Pourquoi les forces Serval n’ont pas fait grand-chose dans l’affaire de nos confrères de RFI à savoir Ghislaine Dupont et Claude Verlon ?

Bien sûr que nous avons fait quelque chose. Nous sommes intervenus dès que nous avons reçu l’information. Nous avons mobilisé 80 hommes en quatre heures pour traquer les assassins. De présumés coupables ont été arrêtés et remis aux autorités maliennes. La traque a duré deux semaines. Nous avons outre ces présumés assassins de Ghislaine et Claude remis aux autorités maliennes une quinzaine de personnes depuis septembre. C’est aux autorités maliennes de gérer les personnes arrêtées et surtout les bandits de droit commun.

Mon colonel, le cas de Kidal est préoccupant. L’on reproche à la France de protéger Kidal et certains terroristes, c’est exact ?

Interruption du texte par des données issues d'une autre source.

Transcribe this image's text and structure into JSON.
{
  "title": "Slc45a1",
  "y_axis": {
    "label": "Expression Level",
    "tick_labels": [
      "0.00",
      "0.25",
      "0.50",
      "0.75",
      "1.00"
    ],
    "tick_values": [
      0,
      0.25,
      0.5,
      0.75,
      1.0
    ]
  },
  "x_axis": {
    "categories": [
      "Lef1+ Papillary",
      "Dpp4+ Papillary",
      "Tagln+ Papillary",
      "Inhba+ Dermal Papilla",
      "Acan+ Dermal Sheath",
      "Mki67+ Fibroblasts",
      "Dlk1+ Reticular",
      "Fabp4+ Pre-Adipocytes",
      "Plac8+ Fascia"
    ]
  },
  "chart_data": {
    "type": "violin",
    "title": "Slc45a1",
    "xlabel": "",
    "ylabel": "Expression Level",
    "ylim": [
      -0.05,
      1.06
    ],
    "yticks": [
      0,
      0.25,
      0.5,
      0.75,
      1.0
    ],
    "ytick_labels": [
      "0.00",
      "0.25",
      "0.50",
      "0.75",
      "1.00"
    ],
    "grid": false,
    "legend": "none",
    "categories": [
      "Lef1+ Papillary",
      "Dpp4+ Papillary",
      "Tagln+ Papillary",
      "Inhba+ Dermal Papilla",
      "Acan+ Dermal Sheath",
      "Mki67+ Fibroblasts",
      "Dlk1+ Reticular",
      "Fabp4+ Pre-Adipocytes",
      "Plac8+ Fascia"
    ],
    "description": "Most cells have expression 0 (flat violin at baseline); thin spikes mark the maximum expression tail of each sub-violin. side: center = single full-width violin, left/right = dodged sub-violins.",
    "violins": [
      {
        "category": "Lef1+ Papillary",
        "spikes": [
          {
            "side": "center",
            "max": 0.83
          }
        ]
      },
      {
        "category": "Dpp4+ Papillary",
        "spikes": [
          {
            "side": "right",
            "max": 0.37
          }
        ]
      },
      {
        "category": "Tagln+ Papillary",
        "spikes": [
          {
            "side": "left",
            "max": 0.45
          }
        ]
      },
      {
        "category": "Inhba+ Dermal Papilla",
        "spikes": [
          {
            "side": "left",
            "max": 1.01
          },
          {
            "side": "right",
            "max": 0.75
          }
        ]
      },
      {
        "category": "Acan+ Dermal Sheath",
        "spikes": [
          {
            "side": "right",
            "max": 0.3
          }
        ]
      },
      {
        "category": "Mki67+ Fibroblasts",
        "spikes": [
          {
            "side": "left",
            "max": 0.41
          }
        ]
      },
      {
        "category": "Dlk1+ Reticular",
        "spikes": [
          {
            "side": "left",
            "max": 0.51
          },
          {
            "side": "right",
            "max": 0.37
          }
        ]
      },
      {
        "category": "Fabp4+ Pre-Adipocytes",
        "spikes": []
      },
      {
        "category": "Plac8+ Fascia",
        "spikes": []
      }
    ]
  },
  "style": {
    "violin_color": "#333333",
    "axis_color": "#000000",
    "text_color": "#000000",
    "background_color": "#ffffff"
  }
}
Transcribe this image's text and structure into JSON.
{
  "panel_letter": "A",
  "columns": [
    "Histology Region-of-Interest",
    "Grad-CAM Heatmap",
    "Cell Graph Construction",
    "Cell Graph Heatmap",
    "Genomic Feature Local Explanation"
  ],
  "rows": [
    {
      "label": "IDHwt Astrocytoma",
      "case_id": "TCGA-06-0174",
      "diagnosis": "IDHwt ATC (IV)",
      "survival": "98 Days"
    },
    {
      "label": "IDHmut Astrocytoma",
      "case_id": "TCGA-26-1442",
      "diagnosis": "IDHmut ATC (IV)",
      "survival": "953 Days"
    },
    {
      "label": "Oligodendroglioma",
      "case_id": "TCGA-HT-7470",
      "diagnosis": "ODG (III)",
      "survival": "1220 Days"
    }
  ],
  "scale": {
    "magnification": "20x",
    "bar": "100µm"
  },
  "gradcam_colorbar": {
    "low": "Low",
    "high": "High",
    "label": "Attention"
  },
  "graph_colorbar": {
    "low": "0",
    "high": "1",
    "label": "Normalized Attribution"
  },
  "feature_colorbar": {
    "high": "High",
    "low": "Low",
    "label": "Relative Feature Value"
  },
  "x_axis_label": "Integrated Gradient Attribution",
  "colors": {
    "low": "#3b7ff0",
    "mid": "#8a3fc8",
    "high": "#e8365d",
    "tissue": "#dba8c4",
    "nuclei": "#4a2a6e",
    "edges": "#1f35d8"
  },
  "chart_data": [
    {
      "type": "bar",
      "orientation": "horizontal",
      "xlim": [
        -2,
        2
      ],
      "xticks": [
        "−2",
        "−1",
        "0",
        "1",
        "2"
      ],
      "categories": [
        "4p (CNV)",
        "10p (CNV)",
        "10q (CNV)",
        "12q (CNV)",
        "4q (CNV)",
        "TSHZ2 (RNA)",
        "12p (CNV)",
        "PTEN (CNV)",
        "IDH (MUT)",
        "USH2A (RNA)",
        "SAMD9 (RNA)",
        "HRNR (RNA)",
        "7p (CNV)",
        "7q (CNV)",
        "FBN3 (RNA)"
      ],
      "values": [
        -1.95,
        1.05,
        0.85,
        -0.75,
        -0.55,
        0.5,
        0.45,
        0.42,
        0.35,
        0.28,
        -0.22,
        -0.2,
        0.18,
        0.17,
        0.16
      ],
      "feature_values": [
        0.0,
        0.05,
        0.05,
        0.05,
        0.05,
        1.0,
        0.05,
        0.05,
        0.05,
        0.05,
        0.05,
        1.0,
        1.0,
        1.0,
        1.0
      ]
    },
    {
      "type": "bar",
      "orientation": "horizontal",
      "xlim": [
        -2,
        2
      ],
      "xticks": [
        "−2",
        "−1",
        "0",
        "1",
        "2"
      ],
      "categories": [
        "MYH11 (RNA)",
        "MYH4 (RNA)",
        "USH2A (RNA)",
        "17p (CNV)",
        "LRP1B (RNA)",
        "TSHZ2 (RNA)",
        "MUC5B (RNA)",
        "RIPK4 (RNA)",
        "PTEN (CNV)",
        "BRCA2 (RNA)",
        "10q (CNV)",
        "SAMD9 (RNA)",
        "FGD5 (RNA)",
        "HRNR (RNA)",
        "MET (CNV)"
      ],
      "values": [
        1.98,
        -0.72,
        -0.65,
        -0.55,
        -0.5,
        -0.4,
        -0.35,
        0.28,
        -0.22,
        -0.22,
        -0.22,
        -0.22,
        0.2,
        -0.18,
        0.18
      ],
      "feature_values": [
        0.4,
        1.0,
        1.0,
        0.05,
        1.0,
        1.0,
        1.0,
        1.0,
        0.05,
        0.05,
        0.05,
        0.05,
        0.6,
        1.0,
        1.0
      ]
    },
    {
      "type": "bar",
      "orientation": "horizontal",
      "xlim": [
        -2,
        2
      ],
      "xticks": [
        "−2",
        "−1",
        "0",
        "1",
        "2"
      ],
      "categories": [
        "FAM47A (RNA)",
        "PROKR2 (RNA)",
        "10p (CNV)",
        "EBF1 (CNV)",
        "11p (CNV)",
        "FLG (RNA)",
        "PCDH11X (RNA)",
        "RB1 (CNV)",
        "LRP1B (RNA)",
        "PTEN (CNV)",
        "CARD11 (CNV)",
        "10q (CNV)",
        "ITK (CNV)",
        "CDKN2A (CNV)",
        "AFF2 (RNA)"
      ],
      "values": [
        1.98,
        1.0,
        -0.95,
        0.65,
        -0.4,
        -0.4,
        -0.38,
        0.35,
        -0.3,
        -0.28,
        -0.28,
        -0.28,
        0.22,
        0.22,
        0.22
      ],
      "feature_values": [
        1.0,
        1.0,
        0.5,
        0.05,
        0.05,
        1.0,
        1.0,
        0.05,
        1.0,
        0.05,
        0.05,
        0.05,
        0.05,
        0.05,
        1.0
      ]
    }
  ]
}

Kidal est un bouillon de culture, c’est la concentration de toutes les problématiques. Kidal est un problème endémique et pathologique. C’est une zone explosive où la tension est palpable. Les GAT (groupes armés terroristes) y pullulent. Il faut que le Mali trouve un compromis pour le cas de Kidal, ce n’est pas Serval qui va régler ce problème. La stabilisation de la nation malienne passe par la pacification ou la résolution du cas Kidal. Cette vision angélique faisant des populations de zone de Kidal des terroristes est fausse. On y trouve plus de trafiquants que de terroristes. Nous connaissons les Moktar Bel Moktar dit Mister Marlboro et tous les autres ténors mais à y voir de plus près ce sont des gens qui s’allient aux groupes terroristes armés pour maquiller leur trafic. La paix au Mali passera par la résolution du cas de Kidal.